Recent research has suggested that taking Paracetamol (acetaminophen) during pregnancy for long periods of time may lower testosterone production in the male fetus – potentially increasing the risk for undescended testes and adverse reproductive health effects later in life.
The animal study published in the journal Science Translational Medicine (STM) investigated the effects of Paracetamol exposure on fetal testosterone levels. The researchers, from the University of Edinburgh, used host mice grafted with human fetal testicular tissue to study the effects of Paracetamol on testosterone production. The grafted testicular tissue simulated the developing testes during pregnancy.
The researchers found a 45% decline in plasma testosterone levels after 7 days of exposure to a typical dose of acetaminophen. However, after one day of exposure to a typical dose there was no change in testosterone levels.
A 2010 study published in the journal Epidemiology linked protracted use of Paracetamol during pregnancy to undescended testes (cryptorchidism) in males; however, the University of Edinburgh study was the first to demonstrate the effects of the drug on testosterone levels.
“These results are of clinical importance as there is growing evidence that most common male reproductive disorders, which can affect 1 in 6 men, may be attributed to sub-optimal testosterone exposure during fetal life,” the authors wrote.
What is testosterone?
Testosterone, a sex hormone, is produced by the testes in approximately the 7th or 8th week of pregnancy. Testosterone has key effects on sex drive, bone mass, the growth of body hair, fat distribution, muscle strength, brain function, metabolism, the vasculature and the production of sperm.
Testosterone is important to the developing fetus because it determines the sex of the newborn as well as future reproductive health.
Health implications of lowered testosterone in the womb
Researchers have suggested that reduced levels of testosterone in the womb may have implications later in life.
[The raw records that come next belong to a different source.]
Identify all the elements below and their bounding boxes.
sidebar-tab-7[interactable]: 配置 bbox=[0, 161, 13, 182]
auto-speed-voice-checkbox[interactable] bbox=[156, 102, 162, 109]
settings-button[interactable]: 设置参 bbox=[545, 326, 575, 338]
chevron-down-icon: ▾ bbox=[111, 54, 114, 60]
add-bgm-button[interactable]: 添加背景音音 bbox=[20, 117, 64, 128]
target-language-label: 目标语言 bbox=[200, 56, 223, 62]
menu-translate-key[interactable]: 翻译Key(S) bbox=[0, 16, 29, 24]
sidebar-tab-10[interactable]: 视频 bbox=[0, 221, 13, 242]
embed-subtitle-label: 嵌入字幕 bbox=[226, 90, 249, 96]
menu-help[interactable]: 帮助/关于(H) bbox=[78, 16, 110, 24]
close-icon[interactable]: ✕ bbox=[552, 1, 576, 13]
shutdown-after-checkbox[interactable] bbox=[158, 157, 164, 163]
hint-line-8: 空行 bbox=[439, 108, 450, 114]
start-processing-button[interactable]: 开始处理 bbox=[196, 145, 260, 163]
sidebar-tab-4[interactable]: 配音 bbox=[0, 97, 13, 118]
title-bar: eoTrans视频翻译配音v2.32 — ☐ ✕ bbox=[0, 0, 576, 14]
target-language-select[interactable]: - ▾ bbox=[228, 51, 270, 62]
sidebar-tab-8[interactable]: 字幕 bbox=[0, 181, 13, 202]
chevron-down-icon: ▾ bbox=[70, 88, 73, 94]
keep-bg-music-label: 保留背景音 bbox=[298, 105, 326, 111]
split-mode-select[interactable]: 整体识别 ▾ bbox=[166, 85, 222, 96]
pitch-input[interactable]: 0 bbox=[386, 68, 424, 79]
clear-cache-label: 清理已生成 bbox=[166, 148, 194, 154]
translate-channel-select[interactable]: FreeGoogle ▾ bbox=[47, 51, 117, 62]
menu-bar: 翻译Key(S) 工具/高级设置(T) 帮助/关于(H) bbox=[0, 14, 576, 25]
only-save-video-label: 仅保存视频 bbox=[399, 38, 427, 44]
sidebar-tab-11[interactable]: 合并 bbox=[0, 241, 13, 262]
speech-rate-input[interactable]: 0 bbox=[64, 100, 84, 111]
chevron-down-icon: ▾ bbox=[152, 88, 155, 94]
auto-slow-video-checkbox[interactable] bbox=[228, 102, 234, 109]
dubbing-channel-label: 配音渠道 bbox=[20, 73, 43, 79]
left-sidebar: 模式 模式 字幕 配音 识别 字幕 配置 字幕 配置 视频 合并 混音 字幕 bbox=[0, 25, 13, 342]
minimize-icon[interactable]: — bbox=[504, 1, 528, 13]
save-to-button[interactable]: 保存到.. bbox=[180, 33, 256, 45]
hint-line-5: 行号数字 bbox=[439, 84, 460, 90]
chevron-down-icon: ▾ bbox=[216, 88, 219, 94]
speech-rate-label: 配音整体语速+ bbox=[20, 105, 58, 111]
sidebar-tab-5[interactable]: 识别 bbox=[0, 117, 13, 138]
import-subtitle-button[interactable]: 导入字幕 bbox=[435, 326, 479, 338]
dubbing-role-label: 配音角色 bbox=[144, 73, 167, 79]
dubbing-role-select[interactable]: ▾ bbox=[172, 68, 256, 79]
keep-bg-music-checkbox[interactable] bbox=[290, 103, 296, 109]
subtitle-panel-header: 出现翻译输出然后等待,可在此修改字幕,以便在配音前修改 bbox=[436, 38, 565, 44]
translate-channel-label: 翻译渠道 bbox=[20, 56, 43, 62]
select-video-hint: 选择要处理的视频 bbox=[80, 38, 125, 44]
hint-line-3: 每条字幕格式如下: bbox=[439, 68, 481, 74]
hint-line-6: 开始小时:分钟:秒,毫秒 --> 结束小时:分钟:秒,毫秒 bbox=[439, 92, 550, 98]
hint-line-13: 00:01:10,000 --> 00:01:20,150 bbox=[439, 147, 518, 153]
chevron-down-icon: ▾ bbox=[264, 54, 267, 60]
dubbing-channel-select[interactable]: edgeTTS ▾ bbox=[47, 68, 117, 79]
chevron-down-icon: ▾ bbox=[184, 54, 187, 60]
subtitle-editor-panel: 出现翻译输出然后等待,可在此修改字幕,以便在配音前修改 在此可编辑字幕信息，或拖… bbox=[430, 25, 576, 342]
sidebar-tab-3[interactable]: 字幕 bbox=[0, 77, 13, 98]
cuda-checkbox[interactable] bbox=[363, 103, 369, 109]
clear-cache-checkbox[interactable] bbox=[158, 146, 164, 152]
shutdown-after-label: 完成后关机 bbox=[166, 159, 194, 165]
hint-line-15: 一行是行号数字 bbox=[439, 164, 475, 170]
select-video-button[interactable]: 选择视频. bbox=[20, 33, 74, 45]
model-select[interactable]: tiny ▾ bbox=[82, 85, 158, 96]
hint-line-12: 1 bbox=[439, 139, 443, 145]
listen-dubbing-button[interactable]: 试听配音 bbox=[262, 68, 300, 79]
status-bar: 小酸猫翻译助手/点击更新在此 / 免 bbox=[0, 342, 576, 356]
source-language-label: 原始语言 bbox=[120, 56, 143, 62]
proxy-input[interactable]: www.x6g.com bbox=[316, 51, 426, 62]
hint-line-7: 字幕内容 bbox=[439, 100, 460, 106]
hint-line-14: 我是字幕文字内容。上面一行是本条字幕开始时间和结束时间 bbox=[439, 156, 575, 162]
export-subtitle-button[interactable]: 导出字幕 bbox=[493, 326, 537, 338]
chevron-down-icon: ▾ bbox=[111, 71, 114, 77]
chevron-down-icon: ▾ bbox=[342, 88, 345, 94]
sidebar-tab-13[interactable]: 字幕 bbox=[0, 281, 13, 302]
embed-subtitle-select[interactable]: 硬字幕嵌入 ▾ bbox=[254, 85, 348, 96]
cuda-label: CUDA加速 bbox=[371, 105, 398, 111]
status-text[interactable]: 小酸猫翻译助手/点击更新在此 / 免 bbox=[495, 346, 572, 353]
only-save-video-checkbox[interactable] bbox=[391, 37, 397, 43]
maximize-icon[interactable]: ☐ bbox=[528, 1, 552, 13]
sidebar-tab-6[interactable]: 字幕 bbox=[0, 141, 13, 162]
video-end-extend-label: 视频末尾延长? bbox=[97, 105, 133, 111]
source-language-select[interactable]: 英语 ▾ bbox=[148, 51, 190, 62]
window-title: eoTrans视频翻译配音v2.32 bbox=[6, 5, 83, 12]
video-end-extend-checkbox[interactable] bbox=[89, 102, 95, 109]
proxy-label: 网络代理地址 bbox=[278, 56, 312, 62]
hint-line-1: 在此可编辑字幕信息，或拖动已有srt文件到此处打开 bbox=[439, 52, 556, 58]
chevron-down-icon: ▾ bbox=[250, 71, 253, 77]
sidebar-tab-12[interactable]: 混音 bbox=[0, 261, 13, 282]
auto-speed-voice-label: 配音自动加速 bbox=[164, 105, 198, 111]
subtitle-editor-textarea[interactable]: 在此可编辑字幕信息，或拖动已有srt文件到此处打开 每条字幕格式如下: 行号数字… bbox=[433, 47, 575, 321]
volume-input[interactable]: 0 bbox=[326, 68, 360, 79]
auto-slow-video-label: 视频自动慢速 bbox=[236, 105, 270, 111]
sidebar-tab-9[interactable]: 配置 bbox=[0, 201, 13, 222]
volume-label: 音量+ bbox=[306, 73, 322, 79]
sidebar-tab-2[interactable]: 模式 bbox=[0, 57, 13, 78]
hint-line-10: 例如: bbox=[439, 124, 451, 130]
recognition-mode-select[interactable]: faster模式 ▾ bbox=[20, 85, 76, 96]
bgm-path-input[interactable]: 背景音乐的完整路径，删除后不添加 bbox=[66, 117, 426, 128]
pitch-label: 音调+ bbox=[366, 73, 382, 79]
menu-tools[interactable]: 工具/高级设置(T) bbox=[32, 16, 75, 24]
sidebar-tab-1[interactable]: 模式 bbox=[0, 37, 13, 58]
According to the authors of a reproductive health study published in the journal Proceeding of the National Academy of Science, during the period of fetal masculinization, testosterone exposure can (re) program fetal stem cells which later develop into testosterone producing adult Leydig cells. A lower testosterone exposure in the fetus can lead to lower
testosterone levels in the adult male which can ultimately impact fertility, erectile function, and sex drive.
Past research has previously linked low testosterone in adult males to an increased risk of other health issues such as obesity, depression and type 2 diabetes.
Paracetamol (acetaminophen) safety during pregnancy
According to the authors of an American Family Physician journal article, acetaminophen has a good safety record and is widely used during pregnancy with a paucity of adverse effects documented; hence, why acetaminophen has been validated as the pain reliever of choice during pregnancy.
An article published in the journal JAMA Pediatrics, suggests the safety record is less clear. The authors associated the use of acetaminophen during pregnancy to a higher risk of ADHD and other hyperactivity behavior disorders in children, with the risk stronger for maternal acetaminophen use in more than 1 trimester.
As both an over the counter and prescribed medication, Paracetamol is one of the most commonly used analgesic (pain) and fever medications used during pregnancy
A 2005 study published in the American Journal of Obstetrics and Gynecology reported at least 65% of women had used acetaminophen at one point or another during their pregnancy.
Planning a pregnancy?
This recent study also highlights the public health relevance of medication effects during pregnancy. Women who are planning a pregnancy or have just learned they are pregnant should consult with their physicians prior to taking any prescribed or over-the-counter medications.